Quand on referme votre livre on se demande quelle est la suite ? On parle régulièrement d’obésité, sans interroger les liens entre grossophobie et anorexie. 

Ce qu’il y a avec l’obésité, c’est que c’est exponentiel, plus le temps passe et plus on a des personnes grosses dans le monde. Si on regarde depuis trente ans, depuis les débuts de la « nouvelle diététique » où on a commencé à taper sur les gros, eh bien c’est simple : plus on tape sur les gros, plus on fait des gros. Si le vrai enjeu c’est de faire en sorte qu’il y ait moins d’obèses, il va falloir changer de stratégie. Après est-ce que c’est vraiment l’enjeu des pouvoirs publics qu’il y ait moins de gros ? L’industrie des régimes ramène un fric fou.

Paradoxalement, les représentations semblent évoluer un peu, avec des marques qui choisissent de mettre en avant des corps plus gros, des mouvements body positive sur les réseaux sociaux. Mais est-ce que cette visibilité ne paralyse pas un peu la prise de conscience sur des enjeux plus globaux comme l’accès au travail ?
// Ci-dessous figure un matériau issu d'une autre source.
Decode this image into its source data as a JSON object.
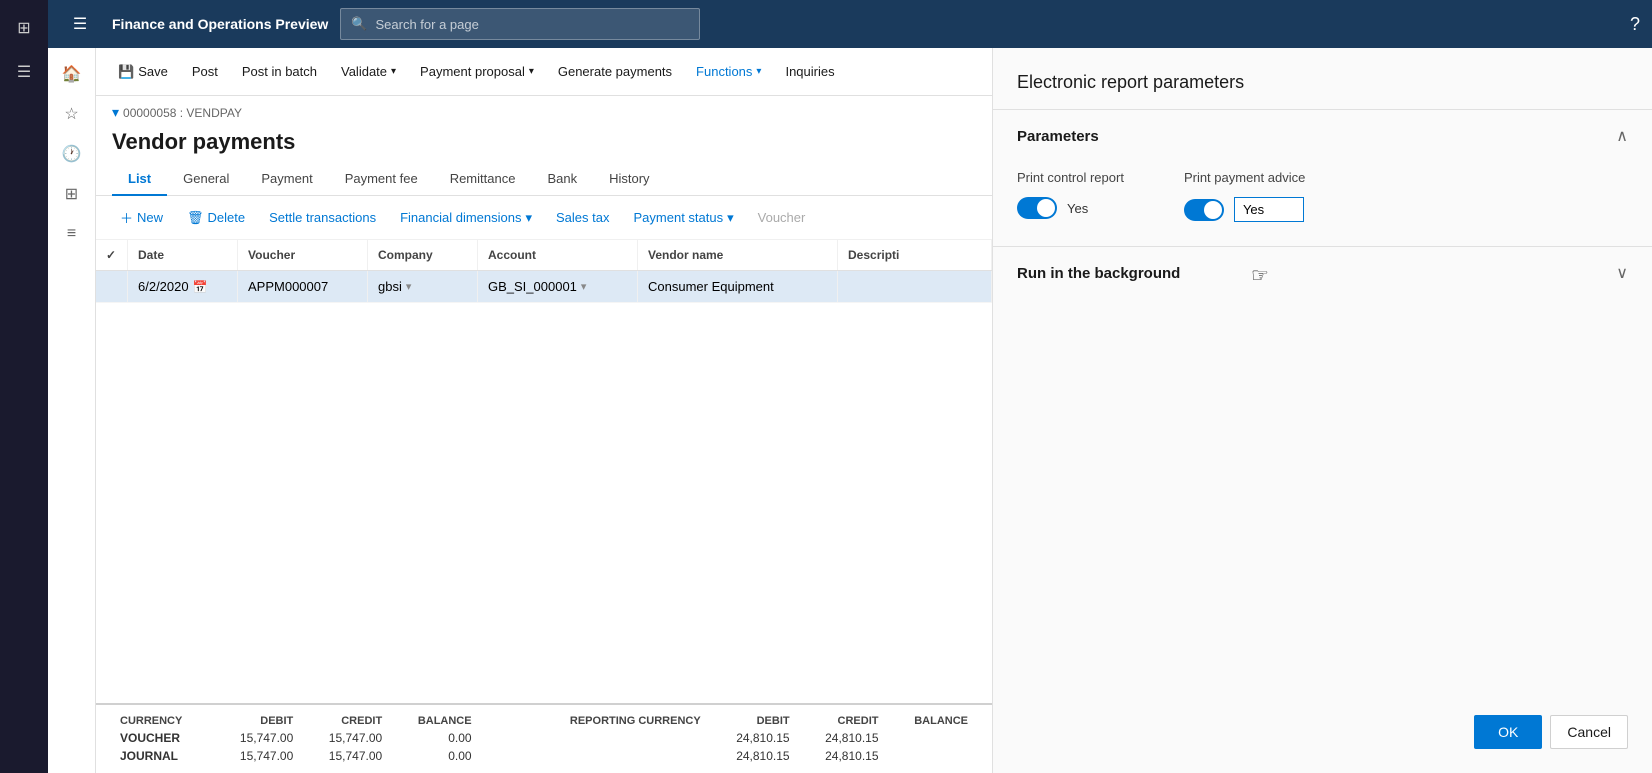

C’est assez vrai. Je suis un peu embêtée par exemple avec l’interdiction de faire défiler des mannequins trop minces. Elles sont malades et c’est le travail qui les a rendues trop minces et en plus on les précarise en leur interdisant de bosser, sans proposer d’alternatives pour sortir de leurs troubles alimentaires. Evidemment ce n’est pas souhaitable qu’il y ait ce genre de représentation, néanmoins il ne faut pas oublier qu’il y a des vrais gens derrière ces représentations, qui sont aussi en danger de mort. Donc oui cela cache pleins d’enjeux. C’est ce que l’on reproche au mouvement body positive chez Gras Politique. C’est génial, mais ce n’est pas pour tout le monde, c’est pour des nanas qui comme moi ont les cheveux rasés et un septum, les Parisien-ne-s. Si tu es dans la Creuse, que tu as quatre enfants et que tu bosses à l’usine, les cheveux roses et les poils de dessous de bras apparents ce n’est pas possible. Donc on est en train de créer une nouvelle norme qui exclut encore un peu plus les gens qui ont réellement besoin de se sortir de la grossophobie et des représentations nocives du corps.